Workers and a manager hitting cows with wooden canes and metal pipes in daily acts of extreme aggression and violence, sometimes as a form of retaliation against the animals.
• Workers and managers punching and kicking cows, and twisting their tails.
• Squalid and filthy conditions – cows forced to walk through thick feces and newborn calves unable to escape thousands of flies covering their fragile bodies.
• Shocking mortality rates of cows and calves, as well as high rates of injuries and illnesses – likely resulting from the putrid conditions and lack of care and treatment. One calf was born dead, and was pulled roughly from his or her mother. The mother cow didn’t have the benefit of pain management during this incredibly painful and rough incident.
• Cows repeatedly shocked with an electric prod as they were taken away to slaughter.
• Workers cruelly using automated gates to try to force cows to move in tightly packed spaces.
Turning hidden cameras into instruments of truth, undercover investigators are on the front lines of justice for animals — and consumers. Erin’s courage resulted in hidden camera footage that is changing the way the world sees what — and who — they’re eating. And the against-all-odds rescue of two young calves.

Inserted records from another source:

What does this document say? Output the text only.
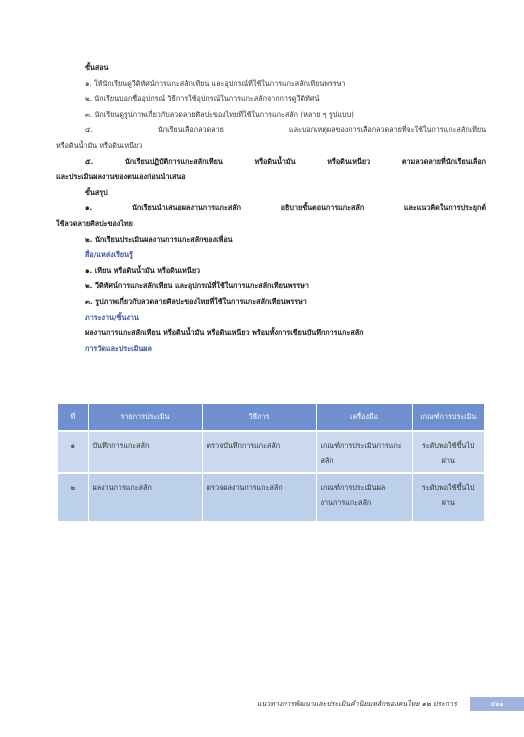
ขั้นสอน
๑. ให้นักเรียนดูวีดิทัศน์การแกะสลักเทียน และอุปกรณ์ที่ใช้ในการแกะสลักเทียนพรรษา
๒. นักเรียนบอกชื่ออุปกรณ์ วิธีการใช้อุปกรณ์ในการแกะสลักจากการดูวีดิทัศน์
๓. นักเรียนดูรูปภาพเกี่ยวกับลวดลายศิลปะของไทยที่ใช้ในการแกะสลัก (หลาย ๆ รูปแบบ)
๔. นักเรียนเลือกลวดลาย และบอกเหตุผลของการเลือกลวดลายที่จะใช้ในการแกะสลักเทียน
หรือดินน้ำมัน หรือดินเหนียว
๕. นักเรียนปฏิบัติการแกะสลักเทียน หรือดินน้ำมัน หรือดินเหนียว ตามลวดลายที่นักเรียนเลือก
และประเมินผลงานของตนเองก่อนนำเสนอ
ขั้นสรุป
๑. นักเรียนนำเสนอผลงานการแกะสลัก อธิบายขั้นตอนการแกะสลัก และแนวคิดในการประยุกต์
ใช้ลวดลายศิลปะของไทย
๒. นักเรียนประเมินผลงานการแกะสลักของเพื่อน
สื่อ/แหล่งเรียนรู้
๑. เทียน หรือดินน้ำมัน หรือดินเหนียว
๒. วีดิทัศน์การแกะสลักเทียน และอุปกรณ์ที่ใช้ในการแกะสลักเทียนพรรษา
๓. รูปภาพเกี่ยวกับลวดลายศิลปะของไทยที่ใช้ในการแกะสลักเทียนพรรษา
ภาระงาน/ชิ้นงาน
ผลงานการแกะสลักเทียน หรือดินน้ำมัน หรือดินเหนียว พร้อมทั้งการเขียนบันทึกการแกะสลัก
การวัดและประเมินผล
ที่	รายการประเมิน	วิธีการ	เครื่องมือ	เกณฑ์การประเมิน
๑	บันทึกการแกะสลัก	ตรวจบันทึกการแกะสลัก	เกณฑ์การประเมินการแกะสลัก	ระดับพอใช้ขึ้นไปผ่าน
๒	ผลงานการแกะสลัก	ตรวจผลงานการแกะสลัก	เกณฑ์การประเมินผลงานการแกะสลัก	ระดับพอใช้ขึ้นไปผ่าน
แนวทางการพัฒนาและประเมินคำนิยมหลักของคนไทย ๑๒ ประการ	๕๒๑
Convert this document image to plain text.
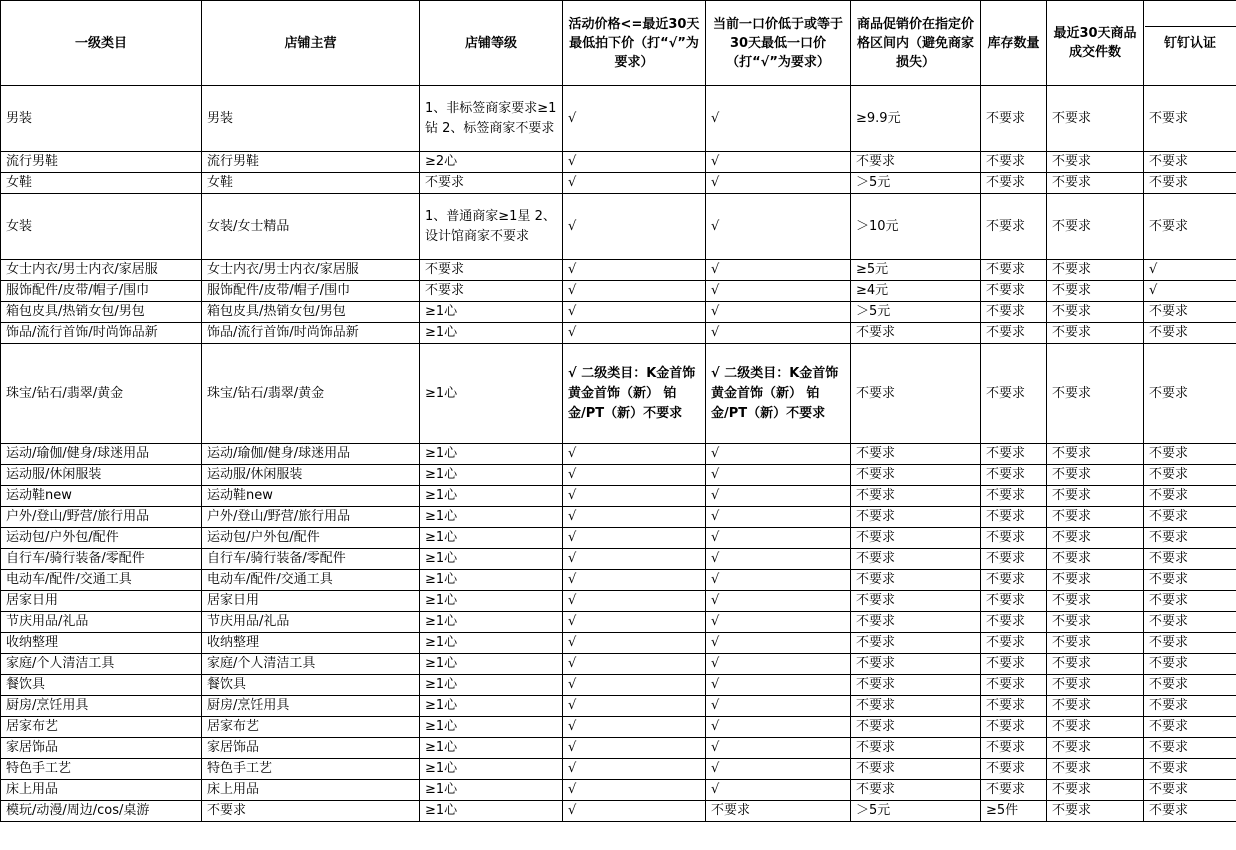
一级类目	店铺主营	店铺等级	活动价格<=最近30天最低拍下价（打“√”为要求）	当前一口价低于或等于30天最低一口价（打“√”为要求）	商品促销价在指定价格区间内（避免商家损失）	库存数量	最近30天商品成交件数	钉钉认证
男装	男装	1、非标签商家要求≥1钻 2、标签商家不要求	√	√	≥9.9元	不要求	不要求	不要求
流行男鞋	流行男鞋	≥2心	√	√	不要求	不要求	不要求	不要求
女鞋	女鞋	不要求	√	√	＞5元	不要求	不要求	不要求
女装	女装/女士精品	1、普通商家≥1星 2、设计馆商家不要求	√	√	＞10元	不要求	不要求	不要求
女士内衣/男士内衣/家居服	女士内衣/男士内衣/家居服	不要求	√	√	≥5元	不要求	不要求	√
服饰配件/皮带/帽子/围巾	服饰配件/皮带/帽子/围巾	不要求	√	√	≥4元	不要求	不要求	√
箱包皮具/热销女包/男包	箱包皮具/热销女包/男包	≥1心	√	√	＞5元	不要求	不要求	不要求
饰品/流行首饰/时尚饰品新	饰品/流行首饰/时尚饰品新	≥1心	√	√	不要求	不要求	不要求	不要求
珠宝/钻石/翡翠/黄金	珠宝/钻石/翡翠/黄金	≥1心	√ 二级类目：K金首饰 黄金首饰（新） 铂金/PT（新）不要求	√ 二级类目：K金首饰 黄金首饰（新） 铂金/PT（新）不要求	不要求	不要求	不要求	不要求
运动/瑜伽/健身/球迷用品	运动/瑜伽/健身/球迷用品	≥1心	√	√	不要求	不要求	不要求	不要求
运动服/休闲服装	运动服/休闲服装	≥1心	√	√	不要求	不要求	不要求	不要求
运动鞋new	运动鞋new	≥1心	√	√	不要求	不要求	不要求	不要求
户外/登山/野营/旅行用品	户外/登山/野营/旅行用品	≥1心	√	√	不要求	不要求	不要求	不要求
运动包/户外包/配件	运动包/户外包/配件	≥1心	√	√	不要求	不要求	不要求	不要求
自行车/骑行装备/零配件	自行车/骑行装备/零配件	≥1心	√	√	不要求	不要求	不要求	不要求
电动车/配件/交通工具	电动车/配件/交通工具	≥1心	√	√	不要求	不要求	不要求	不要求
居家日用	居家日用	≥1心	√	√	不要求	不要求	不要求	不要求
节庆用品/礼品	节庆用品/礼品	≥1心	√	√	不要求	不要求	不要求	不要求
收纳整理	收纳整理	≥1心	√	√	不要求	不要求	不要求	不要求
家庭/个人清洁工具	家庭/个人清洁工具	≥1心	√	√	不要求	不要求	不要求	不要求
餐饮具	餐饮具	≥1心	√	√	不要求	不要求	不要求	不要求
厨房/烹饪用具	厨房/烹饪用具	≥1心	√	√	不要求	不要求	不要求	不要求
居家布艺	居家布艺	≥1心	√	√	不要求	不要求	不要求	不要求
家居饰品	家居饰品	≥1心	√	√	不要求	不要求	不要求	不要求
特色手工艺	特色手工艺	≥1心	√	√	不要求	不要求	不要求	不要求
床上用品	床上用品	≥1心	√	√	不要求	不要求	不要求	不要求
模玩/动漫/周边/cos/桌游	不要求	≥1心	√	不要求	＞5元	≥5件	不要求	不要求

In more ways than one, dairy is dead on arrival. Cows must be pregnant in order to produce milk, so calves are mere byproducts to the industry. At Dick Van Dam, a slow and painful death was commonplace for calves. In one instance, a stillborn calf was pulled violently from his suffering mother. Many living calves were simply left in the hot California sun, covered in flies and slowly dying.
Meanwhile, consumers are slowly but surely realizing that the milk they drink does not come from happy cows, but relies on the broken bond between mother and child, and the violent exploitation of these individuals’ bodies. The dairy industry is dying, but not fast enough.

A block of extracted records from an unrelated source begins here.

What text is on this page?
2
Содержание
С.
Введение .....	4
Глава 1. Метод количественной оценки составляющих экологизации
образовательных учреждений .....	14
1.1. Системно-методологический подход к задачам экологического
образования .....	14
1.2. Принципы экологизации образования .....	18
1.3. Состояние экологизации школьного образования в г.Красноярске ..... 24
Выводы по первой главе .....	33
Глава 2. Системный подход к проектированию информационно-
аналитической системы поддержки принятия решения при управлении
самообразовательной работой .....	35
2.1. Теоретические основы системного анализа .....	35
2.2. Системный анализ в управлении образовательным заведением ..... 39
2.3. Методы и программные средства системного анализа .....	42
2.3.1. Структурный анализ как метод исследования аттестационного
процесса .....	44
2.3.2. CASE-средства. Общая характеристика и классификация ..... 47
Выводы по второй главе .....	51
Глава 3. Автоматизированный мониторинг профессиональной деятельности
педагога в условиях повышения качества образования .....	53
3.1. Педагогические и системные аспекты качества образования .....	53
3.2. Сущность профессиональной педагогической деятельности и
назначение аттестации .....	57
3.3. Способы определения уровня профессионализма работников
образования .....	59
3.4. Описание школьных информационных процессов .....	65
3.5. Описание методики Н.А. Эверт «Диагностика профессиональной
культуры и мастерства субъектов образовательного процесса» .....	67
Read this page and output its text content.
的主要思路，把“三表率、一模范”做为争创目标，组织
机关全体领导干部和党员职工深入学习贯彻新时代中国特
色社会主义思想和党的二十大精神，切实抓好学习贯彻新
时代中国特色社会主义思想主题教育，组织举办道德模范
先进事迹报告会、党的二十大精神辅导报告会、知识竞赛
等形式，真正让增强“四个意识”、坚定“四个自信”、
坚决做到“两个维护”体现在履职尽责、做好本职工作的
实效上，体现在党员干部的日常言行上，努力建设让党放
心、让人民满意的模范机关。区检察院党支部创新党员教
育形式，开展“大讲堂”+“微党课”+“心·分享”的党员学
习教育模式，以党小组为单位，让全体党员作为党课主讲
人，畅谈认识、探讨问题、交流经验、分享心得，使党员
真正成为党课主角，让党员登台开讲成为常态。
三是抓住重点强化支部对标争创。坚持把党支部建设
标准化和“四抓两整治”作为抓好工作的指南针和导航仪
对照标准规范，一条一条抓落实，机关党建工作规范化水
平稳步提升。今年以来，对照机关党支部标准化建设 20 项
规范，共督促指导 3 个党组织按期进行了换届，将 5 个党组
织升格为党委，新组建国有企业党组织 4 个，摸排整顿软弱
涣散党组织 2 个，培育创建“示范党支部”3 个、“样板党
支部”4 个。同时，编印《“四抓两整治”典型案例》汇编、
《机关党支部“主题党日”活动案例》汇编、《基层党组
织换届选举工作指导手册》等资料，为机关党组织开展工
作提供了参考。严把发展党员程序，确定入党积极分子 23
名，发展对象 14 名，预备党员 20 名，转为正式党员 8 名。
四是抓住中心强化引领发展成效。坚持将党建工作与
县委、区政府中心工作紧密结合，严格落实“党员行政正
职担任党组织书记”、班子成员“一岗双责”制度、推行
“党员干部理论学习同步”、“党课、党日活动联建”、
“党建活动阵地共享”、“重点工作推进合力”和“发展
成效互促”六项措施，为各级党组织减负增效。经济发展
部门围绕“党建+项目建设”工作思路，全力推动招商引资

We also followed a truck carrying so-called “spent” cows from the factory farm to a stockyard. Later, we documented trucks going from that stockyard to American Beef Packers (ABP), the site of the former Westland/Hallmark Beef Packing plant that closed down after issuing a massive beef recall following the Humane Society of the United States’ 2008 undercover investigation, raising the question of whether this facility’s cows are ending up killed at this infamous site. ABP currently sells beef to the federal government for its National School Lunch Program.
Animal Outlook submitted investigative materials to county law enforcement agencies. Despite our overwhelming video evidence depicting dozens of apparent violations of California’s laws against animal cruelty and neglect, local law enforcement declined to recommend criminal charges. However, we are still actively pursuing justice for these animals through other means. And after reviewing the investigation, the Animal Legal Defense Fund filed a lawsuit against Dick Van Dam Dairy and the individuals caught on camera for violating state and local animal cruelty laws.